A relatively shorter chapter around the middle of the book, these four pages describe the duality of Chinese culture’s expectations of women through the perspective of Lulu. Her boyfriend’s mother expects her to maintain a model’s body, criticizing the large clothing she wears by calling it “horse-like,” while also shoving desserts onto the girl’s unwilling plate. Needless to say, Lulu falls out of love with him and his family quite quickly.

This experience is pretty universal; older relatives and acquaintances will judge their juniors, deeming age as a measurement of maturity and wisdom. Oftentimes the “advice” is less helpful than intended. Jen communicated Lulu’s despair so vividly that those mere paragraphs hurt a little to read.

‘Amaryllis’

Personally, this chapter by far stands out among the narratives. The now grown-up daughter of the aforementioned Grace and Gideon, Amaryllis, has to care for her friend Tara’s grandfather while she’s off doing charity work outside the country. No one in his family wants to waste their precious time on him so the responsibility falls on a stranger.

She at first is a little awkward around him, perceiving herself as an outsider and his silence, even in her presence, exacerbates this. One day, though, they talk for the first time in his doorway (undoubtedly symbolic), and from there she begins to see him as her own family. Amaryllis, through making food for him and waiting for him at the station in case he gets lost, becomes incredibly close with him — she leaves work early to tend to his needs sooner, making room in her life for him.

At the start of the chapter, Tara specifically tells Amaryllis not to bathe him. Out of compassion, and a bit of curiosity, she ends up offering to do so after dinner one night. Nearly crying in the bath remembering, he recalls that his late wife used to bathe him. Amaryllis is stunned in witnessing the life buried within someone she considered so close to death.

However, she’s still worried that his mental state isn’t good enough to be left alone, so she contacts Tara’s family members. Tara’s brother comes by, but instead of expressing any concern for his grandfather, he complains that Amaryllis made a big deal out of nothing; in her anger at his selfishness, she reluctantly yet decisively leaves the apartment, and that shred of living history she tried so hard to preserve, behind.

Jen’s writing in the novel is phenomenal. It artfully captures the distinct voices of separate narrators without speaking in the first-person, save for the first chapter, written as a letter. She illustrates human flaws and kindnesses, their intentions and accidents, nearly to a fault (I say nearly, when really I would never tire reading of them); if a certain person is meant to be ignorant of Chinese culture, she carves depth beyond mere stupidity — their acknowledgement of what knowledge they lack, or a separate endearing facet to their personality that makes them difficult to dislike — and thus makes otherwise ordinary characters compellingly memorable. 

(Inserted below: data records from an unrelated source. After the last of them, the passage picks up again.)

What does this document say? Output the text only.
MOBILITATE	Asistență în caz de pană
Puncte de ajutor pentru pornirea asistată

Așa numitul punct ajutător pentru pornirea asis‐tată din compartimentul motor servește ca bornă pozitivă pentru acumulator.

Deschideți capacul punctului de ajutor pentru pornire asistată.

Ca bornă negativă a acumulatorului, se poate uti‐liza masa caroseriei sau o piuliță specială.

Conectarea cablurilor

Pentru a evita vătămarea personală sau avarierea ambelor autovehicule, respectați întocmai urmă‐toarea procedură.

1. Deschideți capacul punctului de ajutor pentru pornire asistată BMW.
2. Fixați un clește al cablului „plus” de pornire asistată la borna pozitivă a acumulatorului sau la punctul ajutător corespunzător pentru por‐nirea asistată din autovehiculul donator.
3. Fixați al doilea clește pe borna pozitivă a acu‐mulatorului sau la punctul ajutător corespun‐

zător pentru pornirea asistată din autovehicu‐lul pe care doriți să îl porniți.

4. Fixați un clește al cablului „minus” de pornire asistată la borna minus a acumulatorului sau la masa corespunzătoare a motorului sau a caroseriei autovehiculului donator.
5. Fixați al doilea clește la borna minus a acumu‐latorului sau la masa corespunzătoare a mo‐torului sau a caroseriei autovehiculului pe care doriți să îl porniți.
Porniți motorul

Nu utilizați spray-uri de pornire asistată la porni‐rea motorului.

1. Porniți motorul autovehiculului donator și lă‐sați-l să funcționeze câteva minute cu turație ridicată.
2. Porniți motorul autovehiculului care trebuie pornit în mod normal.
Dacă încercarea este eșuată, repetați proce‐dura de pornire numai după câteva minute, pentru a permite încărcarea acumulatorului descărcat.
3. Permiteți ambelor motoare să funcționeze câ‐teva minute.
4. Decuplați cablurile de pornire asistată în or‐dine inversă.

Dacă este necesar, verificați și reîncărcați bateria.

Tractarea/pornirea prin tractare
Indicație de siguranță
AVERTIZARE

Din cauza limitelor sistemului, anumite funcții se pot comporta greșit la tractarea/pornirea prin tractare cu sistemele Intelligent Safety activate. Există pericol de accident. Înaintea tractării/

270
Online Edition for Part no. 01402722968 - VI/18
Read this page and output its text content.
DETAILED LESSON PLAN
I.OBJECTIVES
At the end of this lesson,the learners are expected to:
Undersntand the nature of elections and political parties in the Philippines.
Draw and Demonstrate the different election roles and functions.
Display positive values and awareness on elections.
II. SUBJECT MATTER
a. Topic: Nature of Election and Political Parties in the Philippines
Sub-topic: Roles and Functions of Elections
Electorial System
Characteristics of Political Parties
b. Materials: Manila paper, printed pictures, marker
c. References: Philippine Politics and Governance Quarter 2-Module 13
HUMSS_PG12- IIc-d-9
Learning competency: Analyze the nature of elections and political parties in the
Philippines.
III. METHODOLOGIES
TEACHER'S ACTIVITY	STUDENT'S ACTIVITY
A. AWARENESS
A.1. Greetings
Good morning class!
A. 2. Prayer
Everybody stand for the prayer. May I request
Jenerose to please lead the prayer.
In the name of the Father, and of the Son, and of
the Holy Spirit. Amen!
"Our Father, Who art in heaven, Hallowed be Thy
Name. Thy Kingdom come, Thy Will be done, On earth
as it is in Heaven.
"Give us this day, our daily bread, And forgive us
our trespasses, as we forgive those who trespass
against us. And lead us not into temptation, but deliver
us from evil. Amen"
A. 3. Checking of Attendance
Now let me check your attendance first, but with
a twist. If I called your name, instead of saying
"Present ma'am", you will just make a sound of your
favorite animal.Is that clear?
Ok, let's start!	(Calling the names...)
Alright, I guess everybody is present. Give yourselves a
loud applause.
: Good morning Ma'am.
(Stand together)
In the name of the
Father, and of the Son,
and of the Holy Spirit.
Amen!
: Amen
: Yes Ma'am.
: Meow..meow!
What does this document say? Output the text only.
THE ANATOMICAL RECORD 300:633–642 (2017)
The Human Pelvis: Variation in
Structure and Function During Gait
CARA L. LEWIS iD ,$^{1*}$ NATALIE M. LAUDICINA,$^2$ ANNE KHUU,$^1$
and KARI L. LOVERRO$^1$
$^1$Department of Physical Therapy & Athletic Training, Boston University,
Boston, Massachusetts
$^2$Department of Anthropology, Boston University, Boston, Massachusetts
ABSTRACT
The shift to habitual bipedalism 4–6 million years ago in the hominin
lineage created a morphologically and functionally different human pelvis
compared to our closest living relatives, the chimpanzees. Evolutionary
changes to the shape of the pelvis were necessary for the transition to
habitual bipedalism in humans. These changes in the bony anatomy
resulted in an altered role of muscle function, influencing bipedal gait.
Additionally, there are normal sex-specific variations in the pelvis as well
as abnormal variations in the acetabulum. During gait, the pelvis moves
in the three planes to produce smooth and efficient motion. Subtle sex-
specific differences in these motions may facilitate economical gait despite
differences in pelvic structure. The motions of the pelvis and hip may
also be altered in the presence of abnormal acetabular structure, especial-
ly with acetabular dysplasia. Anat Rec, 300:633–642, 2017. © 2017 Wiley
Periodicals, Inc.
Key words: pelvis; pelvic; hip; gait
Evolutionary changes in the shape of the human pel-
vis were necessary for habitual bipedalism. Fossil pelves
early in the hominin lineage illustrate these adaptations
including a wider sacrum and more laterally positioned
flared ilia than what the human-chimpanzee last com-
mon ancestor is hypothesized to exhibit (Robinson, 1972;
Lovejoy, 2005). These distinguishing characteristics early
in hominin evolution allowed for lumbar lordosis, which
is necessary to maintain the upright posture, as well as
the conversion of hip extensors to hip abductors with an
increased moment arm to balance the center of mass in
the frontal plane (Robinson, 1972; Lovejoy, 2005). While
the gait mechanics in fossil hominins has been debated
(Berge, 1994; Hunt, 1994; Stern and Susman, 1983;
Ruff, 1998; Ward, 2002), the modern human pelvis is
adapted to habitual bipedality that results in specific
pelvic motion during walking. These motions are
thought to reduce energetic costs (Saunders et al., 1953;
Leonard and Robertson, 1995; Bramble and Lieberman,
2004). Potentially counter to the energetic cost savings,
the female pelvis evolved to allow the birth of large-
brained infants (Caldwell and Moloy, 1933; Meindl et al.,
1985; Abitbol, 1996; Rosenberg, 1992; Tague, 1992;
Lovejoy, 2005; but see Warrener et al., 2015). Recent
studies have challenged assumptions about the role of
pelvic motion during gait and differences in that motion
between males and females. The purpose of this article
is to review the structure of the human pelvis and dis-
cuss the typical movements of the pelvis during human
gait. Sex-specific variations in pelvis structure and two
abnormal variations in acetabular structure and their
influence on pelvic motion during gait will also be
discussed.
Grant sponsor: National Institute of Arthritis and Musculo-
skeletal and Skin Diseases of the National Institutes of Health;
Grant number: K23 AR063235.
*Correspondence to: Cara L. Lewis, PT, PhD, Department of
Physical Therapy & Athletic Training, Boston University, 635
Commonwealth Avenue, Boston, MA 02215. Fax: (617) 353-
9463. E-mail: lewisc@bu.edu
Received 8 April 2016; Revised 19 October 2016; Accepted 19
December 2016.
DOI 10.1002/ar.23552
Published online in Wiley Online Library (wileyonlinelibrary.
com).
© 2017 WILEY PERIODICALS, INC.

Jen even captures her own struggle with interdependent qualities and her pursuit of the humanities. It parallels the Cultural Revolution’s destruction of the Four Olds with America’s current erasure of Chinese Americans hoping to study the arts while facing the challenges of capturing abstractism in their non-native tongue or living off the meager wages they manage to earn. “Thank You, Mr. Nixon” starts with 11, but branches out to so much more than just a microcosm of connected strangers.